2. Das conseqüências práticas decorrentes do novel parágrafo único do art. 527 do CPC

            Podemos sintetizar em duas as principais conseqüências práticas da nova redação do parágrafo único do art. 527 do CPC, as quais analisaremos neste estudo:

            i) a decisão do desembargador-relator que, ao examinar se a questão de fundo versada no recurso é ou não urgente, para fins de avaliação sobre o cabimento do agravo de instrumento, concluir pela ausência de urgência e pela sua conversão em retido, passa a ser irrecorrível, suprimindo-se a previsão de recurso ao colegiado hoje existente no inciso II do art. 527 codificado; e

            ii) a decisão liminar do desembargador-relator que deferir efeito suspensivo ao agravo de instrumento ou conceder a antecipação da tutela recursal passa a ser também expressamente irrecorrível, excluída a hipótese de interposição do agravo interno dirigido ao colegiado competente para a apreciação do mérito do recurso, o que o Superior Tribunal de Justiça (STJ) tem aceitado por interpretação analógica do art. 557, § 1º, do CPC.

            Como se vê, o dispositivo em análise amplia em muito os atuais poderes do desembargador-relator do agravo de instrumento, excluindo, sem qualquer razão legítima, poderes que pertencem ao colegiado, que, em última análise, é o verdadeiro órgão competente para analisar o recurso, portanto seu juiz natural.

            Doravante, distribuído o agravo de instrumento, o relator verificará, preliminarmente, o cabimento do agravo de instrumento, analisando se a questão de mérito discutida no recurso é ou não capaz de causar ao agravante lesão grave e de difícil reparação. Caso o relator conclua pela negativa, de acordo com a nova sistemática, converterá o agravo em retido e determinará a sua remessa ao juízo a quo, mediante decisão liminar irrecorrível.

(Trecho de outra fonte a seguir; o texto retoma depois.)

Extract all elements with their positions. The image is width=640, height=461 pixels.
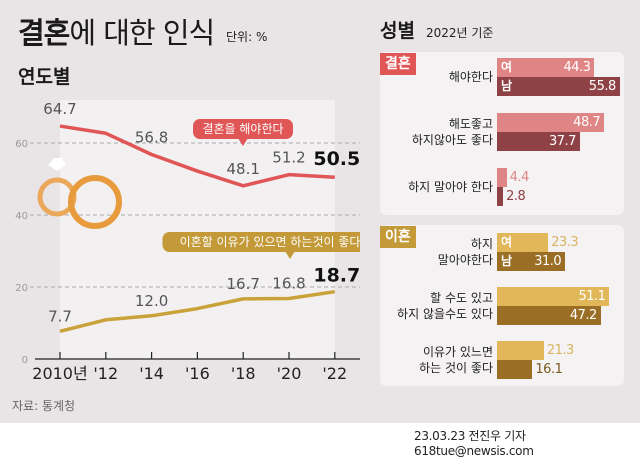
marriage-value-label: 37.7 xyxy=(548,134,576,149)
divorce-line xyxy=(59,289,336,333)
marriage-series-bubble xyxy=(193,119,293,139)
divorce-value-label: 21.3 xyxy=(546,343,574,358)
wedding-rings-icon xyxy=(37,158,122,229)
divorce-male-bar xyxy=(497,360,533,379)
divorce-value-label: 23.3 xyxy=(551,235,579,250)
marriage-line xyxy=(59,124,335,188)
divorce-male-bar xyxy=(497,306,601,325)
marriage-series-bubble-tail xyxy=(238,138,248,146)
x-tick-label: '22 xyxy=(322,364,347,383)
marriage-value-label: 48.7 xyxy=(573,115,601,130)
marriage-male-bar xyxy=(497,77,620,96)
marriage-male-bar xyxy=(497,187,504,206)
marriage-category-label: 해도좋고 하지않아도 좋다 xyxy=(411,117,493,147)
yearly-subtitle: 연도별 xyxy=(18,66,71,88)
x-tick-label: 2010년 xyxy=(32,364,87,383)
marriage-series-label: 결혼을 해야한다 xyxy=(202,122,283,136)
divorce-female-bar xyxy=(497,233,549,252)
yearly-line-chart: 0 20 40 60 2010년 '12 '14 '16 '18 '20 '22 64.7 56.8 48… xyxy=(15,100,360,383)
divorce-series-bubble xyxy=(162,232,360,252)
data-label: 56.8 xyxy=(135,129,168,147)
x-tick-label: '12 xyxy=(93,364,118,383)
data-label: 64.7 xyxy=(43,100,76,118)
y-tick-label: 0 xyxy=(22,355,28,366)
page-title: 결혼에 대한 인식 xyxy=(18,10,215,52)
data-label: 16.7 xyxy=(226,275,259,293)
divorce-value-label: 31.0 xyxy=(534,254,562,269)
marriage-tag: 결혼 xyxy=(380,53,416,75)
marriage-value-label: 55.8 xyxy=(588,79,616,94)
divorce-value-label: 16.1 xyxy=(535,362,563,377)
x-tick-label: '14 xyxy=(139,364,164,383)
divorce-female-bar xyxy=(497,341,544,360)
divorce-value-label: 51.1 xyxy=(578,289,606,304)
divorce-male-bar xyxy=(497,252,566,271)
x-tick-label: '20 xyxy=(277,364,302,383)
data-label: 51.2 xyxy=(272,149,305,167)
marriage-value-label: 44.3 xyxy=(563,60,591,75)
divorce-series-label: 이혼할 이유가 있으면 하는것이 좋다 xyxy=(180,235,360,249)
divorce-category-label: 하지 말아야한다 xyxy=(437,237,493,267)
data-label: 50.5 xyxy=(313,148,360,170)
divorce-tag: 이혼 xyxy=(380,226,416,248)
credit-line: 23.03.23 전진우 기자 618tue@newsis.com xyxy=(414,429,534,458)
marriage-category-label: 해야한다 xyxy=(448,70,493,84)
marriage-value-label: 4.4 xyxy=(509,170,530,185)
data-label: 12.0 xyxy=(135,292,168,310)
title-bold: 결혼 xyxy=(18,16,70,50)
unit-label: 단위: % xyxy=(226,30,268,44)
marriage-female-bar xyxy=(497,113,605,132)
data-label: 18.7 xyxy=(313,265,360,287)
marriage-male-tag: 남 xyxy=(501,79,513,93)
divorce-series-bubble-tail xyxy=(285,251,295,259)
marriage-female-bar xyxy=(497,58,595,77)
y-tick-label: 40 xyxy=(15,211,28,222)
marriage-female-bar xyxy=(497,168,507,187)
data-label: 7.7 xyxy=(48,307,72,325)
x-tick-label: '18 xyxy=(231,364,256,383)
gender-subtitle: 성별 xyxy=(380,20,415,42)
divorce-male-tag: 남 xyxy=(501,254,513,268)
divorce-female-bar xyxy=(497,287,610,306)
y-tick-label: 60 xyxy=(15,139,28,150)
divorce-female-tag: 여 xyxy=(501,235,513,249)
gender-subtitle-note: 2022년 기준 xyxy=(426,26,494,40)
x-tick-label: '16 xyxy=(185,364,210,383)
divorce-value-label: 47.2 xyxy=(569,308,597,323)
marriage-category-label: 하지 말아야 한다 xyxy=(408,180,493,194)
marriage-value-label: 2.8 xyxy=(506,189,526,204)
data-label: 48.1 xyxy=(226,160,259,178)
marriage-female-tag: 여 xyxy=(501,60,513,74)
y-tick-label: 20 xyxy=(15,283,28,294)
data-label: 16.8 xyxy=(272,275,305,293)
source-label: 자료: 통계청 xyxy=(12,399,76,413)
divorce-category-label: 할 수도 있고 하지 않을수도 있다 xyxy=(397,291,493,321)
marriage-male-bar xyxy=(497,132,580,151)
title-rest: 에 대한 인식 xyxy=(69,16,215,50)
divorce-category-label: 이유가 있느면 하는 것이 좋다 xyxy=(419,345,493,375)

            Atente-se que a fórmula traçada para o descabimento do agravo de instrumento é mais rígida que a da antecipação da tutela jurisdicional (art. 273, do CPC), vez que esta admite também como requisito a possibilidade de dano de incerta reparação, ao passo que aquela se limita ao dano de difícil reparação, o que, obviamente, restringe ainda mais as hipóteses de cabimento do agravo de instrumento.

            Admitido o processamento do agravo de instrumento, caberá ao relator, em decisão liminar irrecorrível, resolver sobre a antecipação da tutela recursal ou a concessão de efeito suspensivo ao recurso.


3. Análise de mérito do parágrafo único do art. 527 do CPC

            Entendemos que a irrecorribilidade estatuída é, no mínimo, inconveniente, e até mesmo inconstitucional. Para defender nosso ponto de vista, arrolaremos cinco argumentos contrários ao mencionado dispositivo, com a finalidade de demonstrar por que seu conteúdo se contrapõe não só à Constituição e ao sistema vigente, mas ao próprio espírito da Reforma.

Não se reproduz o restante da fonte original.